DiMare gives credit to her husband — who is the photographer for her blog — for allowing her to take time to find what works. For their annual trip to Florida, for instance, DiMare said she had to take it step-by-step.

"I tried on what felt like a million swimsuits, but it's like giving everything a chance — what did I have to lose? Shopping for swimsuits in general, even before, was hard, but just give yourself time to find what works," she said. "It's a lot of trial and error, but just continuously working on myself, working with my doctors and being open about the issues I'm having mentally and physically, I think that's what helps builds confidence."

4. Jennifer Nasu-Rooney, 43

Jennifer Nasu-Rooney was diagnosed with breast cancer in 2010 and had her first mastectomy within two weeks of her diagnosis.

"I was pretty self-conscious about it and I did wear a prosthetic," the Torontonian said. "The self-confidence came after, with the support of my husband. It came over time."

After treatment was done, Nasu-Rooney took a celebratory trip down south.

"The prosthetic is kind of like a chicken cutlet and I hated mine, it felt heavy, it's sticky and weird, I just started putting foam padding in one side of my breast," she said. "I had to do swimsuits that you can put the chicken cutlet or the foam padding in, you had to have something full coverage and it is awkward coming in and out of the water."

As much as you think people are looking at all the little details, they're really not.

On gaining her confidence back, Nasu-Rooney says don't dwell on details.

"There's something to be said about losing everything that's feminine all at once; you lose your breast, your hair, your fingernails, your eyelashes fall out and I lost a tremendous amount of weight so my curves went," Nasu-Rooney said.

"As much as you think people are looking at all the little details, they're really not ... I'm not a Victoria's Secret model, but I'm proud of how far I've come. I'm still a work in progress, but my self-esteem is higher than it's ever been."

5. Andrea Morley, 38


Open bag with beach or summer clothes

Andrea Morley, from Niagara-on-the-Lake, was diagnosed with breast cancer in 2012 and had her first mastectomy in March 2013.

"I was devastated when I found out I needed to have a mastectomy. It was the final stage of losing control over what needed to be done in order for me to be healthy," she said.

"Right before I had it done I used to go to this support group called WellSpring and they had this article posted with a woman from St. Catharines who had a mastectomy and was posing topless with her mastectomy scars showing and she just looked so strong, so fierce ... it broke down that barrier for me."

I was quite surprised by how easily I was able to transition to the new normal and, if anything, I felt more empowered.

Morley celebrated her road to recovery with a cruise.

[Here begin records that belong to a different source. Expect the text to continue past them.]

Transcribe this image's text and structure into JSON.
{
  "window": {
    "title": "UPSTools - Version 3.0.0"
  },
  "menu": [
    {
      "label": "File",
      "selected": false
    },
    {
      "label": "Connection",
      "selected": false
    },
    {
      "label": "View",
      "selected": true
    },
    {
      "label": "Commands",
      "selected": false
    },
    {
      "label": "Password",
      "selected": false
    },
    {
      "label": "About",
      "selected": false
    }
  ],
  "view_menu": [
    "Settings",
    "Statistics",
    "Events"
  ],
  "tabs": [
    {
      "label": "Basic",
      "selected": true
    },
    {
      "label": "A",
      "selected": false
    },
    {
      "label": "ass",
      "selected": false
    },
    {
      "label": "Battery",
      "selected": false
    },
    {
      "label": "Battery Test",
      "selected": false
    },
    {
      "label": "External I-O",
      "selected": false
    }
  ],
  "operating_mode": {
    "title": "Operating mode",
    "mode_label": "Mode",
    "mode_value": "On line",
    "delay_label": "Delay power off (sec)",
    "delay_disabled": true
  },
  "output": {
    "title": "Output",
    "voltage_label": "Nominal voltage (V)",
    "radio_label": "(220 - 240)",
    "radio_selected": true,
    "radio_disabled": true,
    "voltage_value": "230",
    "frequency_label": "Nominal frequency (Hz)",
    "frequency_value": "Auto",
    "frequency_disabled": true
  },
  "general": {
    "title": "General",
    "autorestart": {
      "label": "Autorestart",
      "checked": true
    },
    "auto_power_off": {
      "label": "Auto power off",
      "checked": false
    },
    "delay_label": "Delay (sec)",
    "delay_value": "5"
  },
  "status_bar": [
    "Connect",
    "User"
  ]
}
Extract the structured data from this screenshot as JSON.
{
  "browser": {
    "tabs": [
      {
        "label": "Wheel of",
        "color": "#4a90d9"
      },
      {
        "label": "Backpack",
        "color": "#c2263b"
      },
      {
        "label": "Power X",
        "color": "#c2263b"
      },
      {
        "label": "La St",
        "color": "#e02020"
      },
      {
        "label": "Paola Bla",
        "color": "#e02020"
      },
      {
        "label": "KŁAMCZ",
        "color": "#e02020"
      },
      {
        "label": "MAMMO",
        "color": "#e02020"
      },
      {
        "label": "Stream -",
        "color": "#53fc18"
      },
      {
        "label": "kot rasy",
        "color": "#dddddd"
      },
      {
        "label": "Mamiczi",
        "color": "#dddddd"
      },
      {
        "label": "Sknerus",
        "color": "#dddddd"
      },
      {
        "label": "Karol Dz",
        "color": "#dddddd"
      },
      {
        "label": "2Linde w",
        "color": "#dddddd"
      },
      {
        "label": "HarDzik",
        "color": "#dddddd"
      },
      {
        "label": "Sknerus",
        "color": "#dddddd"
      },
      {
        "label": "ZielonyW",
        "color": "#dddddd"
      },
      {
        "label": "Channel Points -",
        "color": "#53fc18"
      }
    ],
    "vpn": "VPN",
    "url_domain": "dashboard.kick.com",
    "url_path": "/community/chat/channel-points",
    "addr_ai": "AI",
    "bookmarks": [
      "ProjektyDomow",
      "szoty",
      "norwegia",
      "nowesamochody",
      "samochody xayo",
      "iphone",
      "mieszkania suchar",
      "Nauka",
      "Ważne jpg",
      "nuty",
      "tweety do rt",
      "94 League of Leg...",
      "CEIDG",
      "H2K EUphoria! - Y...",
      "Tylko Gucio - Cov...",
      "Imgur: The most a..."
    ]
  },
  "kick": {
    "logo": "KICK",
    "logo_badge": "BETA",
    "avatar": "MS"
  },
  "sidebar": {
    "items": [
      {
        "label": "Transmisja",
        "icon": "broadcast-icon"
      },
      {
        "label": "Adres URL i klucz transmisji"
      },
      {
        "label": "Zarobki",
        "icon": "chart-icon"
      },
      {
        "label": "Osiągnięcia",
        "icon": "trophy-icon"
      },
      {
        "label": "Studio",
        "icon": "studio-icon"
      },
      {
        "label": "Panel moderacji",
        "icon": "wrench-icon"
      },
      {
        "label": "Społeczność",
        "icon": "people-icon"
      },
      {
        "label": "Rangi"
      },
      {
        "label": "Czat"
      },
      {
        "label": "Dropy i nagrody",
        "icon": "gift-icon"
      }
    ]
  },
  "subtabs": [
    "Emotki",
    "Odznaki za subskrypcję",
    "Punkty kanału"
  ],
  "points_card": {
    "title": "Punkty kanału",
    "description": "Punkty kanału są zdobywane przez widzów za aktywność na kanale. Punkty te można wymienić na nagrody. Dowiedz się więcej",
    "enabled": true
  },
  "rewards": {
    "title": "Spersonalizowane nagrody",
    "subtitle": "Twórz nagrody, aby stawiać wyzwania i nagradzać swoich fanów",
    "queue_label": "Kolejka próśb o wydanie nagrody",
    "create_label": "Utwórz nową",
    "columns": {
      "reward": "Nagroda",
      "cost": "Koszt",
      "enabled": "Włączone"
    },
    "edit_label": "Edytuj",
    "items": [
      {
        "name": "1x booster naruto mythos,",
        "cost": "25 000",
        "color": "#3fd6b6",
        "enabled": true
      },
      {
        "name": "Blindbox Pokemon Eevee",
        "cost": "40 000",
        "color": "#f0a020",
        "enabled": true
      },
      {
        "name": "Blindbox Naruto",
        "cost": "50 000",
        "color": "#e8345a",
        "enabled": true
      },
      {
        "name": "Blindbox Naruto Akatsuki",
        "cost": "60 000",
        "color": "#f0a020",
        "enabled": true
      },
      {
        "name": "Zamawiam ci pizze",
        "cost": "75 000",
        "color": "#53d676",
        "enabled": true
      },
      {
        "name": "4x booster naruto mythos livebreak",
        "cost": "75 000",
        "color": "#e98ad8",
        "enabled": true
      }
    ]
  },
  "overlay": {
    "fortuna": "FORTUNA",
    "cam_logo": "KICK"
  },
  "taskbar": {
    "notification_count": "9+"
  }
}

"Of course, that meant a bathing suit. I talk about confidence, but I didn't want to go out without having some kind of prosthetic in and either people did a really good job of not noticing, or people just [didn't] notice," she said.

Morley's decision to remove her second breast came much easier.

"I was quite surprised by how easily I was able to transition to the new normal and, if anything, I felt more empowered," she said. "I think that's one of the most important things to raise is it doesn't have to change who you are."